Fleet flexibility has been one of the benefits of vehicle carriers Wallenius Wilhelmsen Ocean (WW Ocean) and EUKOR combining into a single structure.
The move has opened more opportunities to “swap tonnage and optimise what is right for the group,” says Michael Hynekamp, chief operating officer of WW Ocean, formerly Wallenius Wilhelmsen Logistics.
“From an operational perspective, we have regular daily dialogue between our organisations,” he says.
“But we are distinct brands with distinct customers. It is more about the factory behind the scenes, our ability to look at it as one group of assets and be able to manage directly between our companies.”
Two years ago, the Wallenius Wilhelmsen group was created when Wallenius of Sweden and Wilhelmsen of Norway combined ownership of their jointly owned companies and relevant assets.
The Wallenius Wilhelmsen group now consists of WWO, Wallenius Wilhelmsen Solutions, Seoul-headquartered EUKOR and American Roll-on Roll-off Carrier (ARC), and is listed on the Oslo Stock Exchange.
The whole group has a fleet typically of between 125 and 130 ships, of which about 60% or roughly 78 vessels are fully owned and the remainder on long-term charters.
Traditionally, WWO has a much higher percentage of owned tonnage than EUKOR, where there is a greater emphasis on chartered ships.

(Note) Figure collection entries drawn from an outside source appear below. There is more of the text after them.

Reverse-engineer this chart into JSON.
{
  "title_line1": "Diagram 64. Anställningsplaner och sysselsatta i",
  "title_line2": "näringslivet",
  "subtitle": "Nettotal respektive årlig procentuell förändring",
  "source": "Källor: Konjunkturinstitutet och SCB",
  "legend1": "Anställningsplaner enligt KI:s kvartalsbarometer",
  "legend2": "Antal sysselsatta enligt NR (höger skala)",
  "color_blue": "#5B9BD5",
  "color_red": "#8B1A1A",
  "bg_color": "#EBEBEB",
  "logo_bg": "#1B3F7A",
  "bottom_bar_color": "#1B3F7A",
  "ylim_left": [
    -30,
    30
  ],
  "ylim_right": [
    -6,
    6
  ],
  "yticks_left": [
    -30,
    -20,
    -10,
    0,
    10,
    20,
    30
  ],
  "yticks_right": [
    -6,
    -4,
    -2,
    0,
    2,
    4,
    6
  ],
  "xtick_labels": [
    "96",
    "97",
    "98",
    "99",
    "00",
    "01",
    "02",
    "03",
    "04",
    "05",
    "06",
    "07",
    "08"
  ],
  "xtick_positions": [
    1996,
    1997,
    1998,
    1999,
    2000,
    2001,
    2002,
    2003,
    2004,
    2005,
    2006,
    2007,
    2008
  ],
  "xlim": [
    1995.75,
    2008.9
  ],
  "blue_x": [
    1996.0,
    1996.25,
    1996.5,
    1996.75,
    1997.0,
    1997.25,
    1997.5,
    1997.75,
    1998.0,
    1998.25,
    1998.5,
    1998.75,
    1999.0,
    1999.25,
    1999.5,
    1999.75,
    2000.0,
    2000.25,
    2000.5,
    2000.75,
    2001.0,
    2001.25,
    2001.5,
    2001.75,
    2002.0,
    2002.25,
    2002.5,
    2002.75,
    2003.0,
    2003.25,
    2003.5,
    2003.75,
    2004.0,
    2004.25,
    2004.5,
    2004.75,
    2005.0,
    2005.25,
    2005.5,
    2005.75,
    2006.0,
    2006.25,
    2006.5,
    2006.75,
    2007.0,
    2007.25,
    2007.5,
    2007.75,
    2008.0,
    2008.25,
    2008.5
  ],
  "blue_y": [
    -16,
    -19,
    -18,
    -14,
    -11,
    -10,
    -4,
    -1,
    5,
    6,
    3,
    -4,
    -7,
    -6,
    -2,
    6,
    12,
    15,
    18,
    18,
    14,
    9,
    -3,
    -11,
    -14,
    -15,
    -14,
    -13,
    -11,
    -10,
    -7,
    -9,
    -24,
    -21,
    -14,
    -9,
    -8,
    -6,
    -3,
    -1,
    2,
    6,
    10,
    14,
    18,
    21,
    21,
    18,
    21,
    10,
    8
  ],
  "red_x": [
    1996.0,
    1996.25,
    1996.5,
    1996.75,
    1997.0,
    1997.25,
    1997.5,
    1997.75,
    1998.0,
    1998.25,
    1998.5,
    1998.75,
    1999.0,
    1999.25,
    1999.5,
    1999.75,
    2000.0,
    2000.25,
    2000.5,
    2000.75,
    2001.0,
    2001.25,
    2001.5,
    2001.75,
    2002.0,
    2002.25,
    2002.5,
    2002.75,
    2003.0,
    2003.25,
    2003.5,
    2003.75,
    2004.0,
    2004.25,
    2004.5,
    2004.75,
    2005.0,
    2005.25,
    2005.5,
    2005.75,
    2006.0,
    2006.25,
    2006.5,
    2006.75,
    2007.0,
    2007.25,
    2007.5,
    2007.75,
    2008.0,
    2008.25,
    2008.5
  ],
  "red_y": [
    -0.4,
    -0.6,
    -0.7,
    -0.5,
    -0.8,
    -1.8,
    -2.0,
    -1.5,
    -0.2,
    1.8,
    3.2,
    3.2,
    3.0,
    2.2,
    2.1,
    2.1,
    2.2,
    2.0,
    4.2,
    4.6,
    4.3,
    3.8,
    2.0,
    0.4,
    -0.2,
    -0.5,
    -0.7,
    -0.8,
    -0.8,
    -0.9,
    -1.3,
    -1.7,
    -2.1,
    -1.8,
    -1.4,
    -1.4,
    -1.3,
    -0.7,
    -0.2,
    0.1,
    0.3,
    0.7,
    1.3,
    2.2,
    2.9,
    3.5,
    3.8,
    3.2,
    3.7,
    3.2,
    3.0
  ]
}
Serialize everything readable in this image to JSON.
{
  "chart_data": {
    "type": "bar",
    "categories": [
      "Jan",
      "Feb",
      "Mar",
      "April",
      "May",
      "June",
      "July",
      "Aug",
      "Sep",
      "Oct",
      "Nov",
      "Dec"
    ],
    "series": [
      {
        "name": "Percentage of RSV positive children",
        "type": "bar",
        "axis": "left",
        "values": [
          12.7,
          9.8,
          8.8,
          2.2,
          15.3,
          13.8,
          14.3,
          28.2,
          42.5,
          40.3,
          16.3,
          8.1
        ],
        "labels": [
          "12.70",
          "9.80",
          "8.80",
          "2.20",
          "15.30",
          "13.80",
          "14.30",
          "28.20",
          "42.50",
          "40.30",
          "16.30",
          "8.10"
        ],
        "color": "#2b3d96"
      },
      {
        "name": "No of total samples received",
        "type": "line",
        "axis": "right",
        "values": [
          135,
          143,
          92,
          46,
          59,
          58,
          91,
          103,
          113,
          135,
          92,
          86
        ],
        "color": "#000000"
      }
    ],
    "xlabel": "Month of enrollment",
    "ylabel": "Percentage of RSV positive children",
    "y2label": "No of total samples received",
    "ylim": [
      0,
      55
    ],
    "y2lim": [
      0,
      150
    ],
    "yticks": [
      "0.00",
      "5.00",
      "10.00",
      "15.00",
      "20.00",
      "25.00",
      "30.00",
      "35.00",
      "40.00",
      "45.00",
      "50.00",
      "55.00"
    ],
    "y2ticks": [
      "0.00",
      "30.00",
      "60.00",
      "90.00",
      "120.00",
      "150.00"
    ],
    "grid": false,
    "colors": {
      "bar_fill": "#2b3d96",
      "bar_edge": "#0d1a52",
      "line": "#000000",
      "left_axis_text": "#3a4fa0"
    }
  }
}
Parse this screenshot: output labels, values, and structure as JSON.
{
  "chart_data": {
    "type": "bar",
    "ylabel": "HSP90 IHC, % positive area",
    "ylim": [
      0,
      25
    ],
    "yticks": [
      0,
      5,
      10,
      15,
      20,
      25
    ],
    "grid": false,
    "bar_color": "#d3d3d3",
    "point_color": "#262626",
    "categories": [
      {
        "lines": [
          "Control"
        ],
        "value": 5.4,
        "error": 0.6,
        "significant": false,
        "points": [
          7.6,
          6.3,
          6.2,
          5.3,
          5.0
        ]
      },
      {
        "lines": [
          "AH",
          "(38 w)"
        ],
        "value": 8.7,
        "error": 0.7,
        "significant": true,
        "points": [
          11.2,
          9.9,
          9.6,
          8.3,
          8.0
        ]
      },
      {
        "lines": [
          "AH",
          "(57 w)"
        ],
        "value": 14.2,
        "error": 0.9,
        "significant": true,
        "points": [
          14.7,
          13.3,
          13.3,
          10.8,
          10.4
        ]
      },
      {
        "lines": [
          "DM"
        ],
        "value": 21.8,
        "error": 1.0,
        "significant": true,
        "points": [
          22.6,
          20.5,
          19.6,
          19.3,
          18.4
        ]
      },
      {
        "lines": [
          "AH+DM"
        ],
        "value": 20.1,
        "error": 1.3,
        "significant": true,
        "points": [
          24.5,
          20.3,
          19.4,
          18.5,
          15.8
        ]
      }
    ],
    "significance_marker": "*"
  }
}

“Now we can look at them as one, which allows us to flex the tonnage as needed,” says Hynekamp, who joined WWL in the US at the end of 2007 before relocating to Norway four years ago.
Fleet flexibility is about having ships designed to handle a mix of cars, high-and-heavy cargoes and breakbulk, he says. But it is also about the right balance between owned and chartered tonnage to manage the macro issues “looking at us over the course of the next few years and maybe the future in general”.
Scale has enabled the Wallenius Wilhelmsen group to balance some of this “uncertainty and ambiguity,” Hynekamp says, a reference to trade disputes, Brexit and general global economic conditions. Such balance is important when investing in ships, as those assets have a trading life of 25 to 30 years.
Recent years have also seen a marked increase in the number of vehicle production sites around the world, which means additional ports of call.
The Wallenius Wilhelmsen group has strong market shares in all areas of the globe, with WWO traditionally active out of Japan, as well as on the Atlantic and into Oceania, and EUKOR out of north Asia.
It means the group is well placed to adapt to the fragmentation of vehicle production by the manufacturers, Hynekamp says.
Another key challenge, albeit also an opportunity, says Hynekamp, is environmental regulation. Knocking on the door is the IMO 2020 sulphur cap, followed by the IMO’s 2030 and 2050 emissions targets.
Hynekamp, who began his career with Ernst & Young before spending 13 years with Mercedes-Benz, says the Wallenius Wilhelmsen group has always been a “steward and leader”, including its memberships of the Trident Alliance and Ship Recycling Transparency Initiative.
“So, it isn’t just about what the IMO is working towards but also what other things we can do about supporting the environment,” he says.
Customers, mainly the large vehicle manufacturers and those in the high and heavy space, face similar challenges and are showing greater interest in the “sustainability platform”.
“I think they see it not only from the ro-ro shipping space [perspective] but across their entire supply chain,” Hynekamp says. “We see the rate of discussion and interest in this subject increasing dramatically, as well as the desire to partner with us.”
WWO already has five owned ships operating with scrubbers, including four recently delivered 8,000-ceu, Hero-class vessels, which also consume 15% less energy.
At the end of 2018, a decision was taken to install an additional 20 scrubbers in the fleet.
“[Scrubber technology] is just one arrow in our arsenal,” Hynekamp says.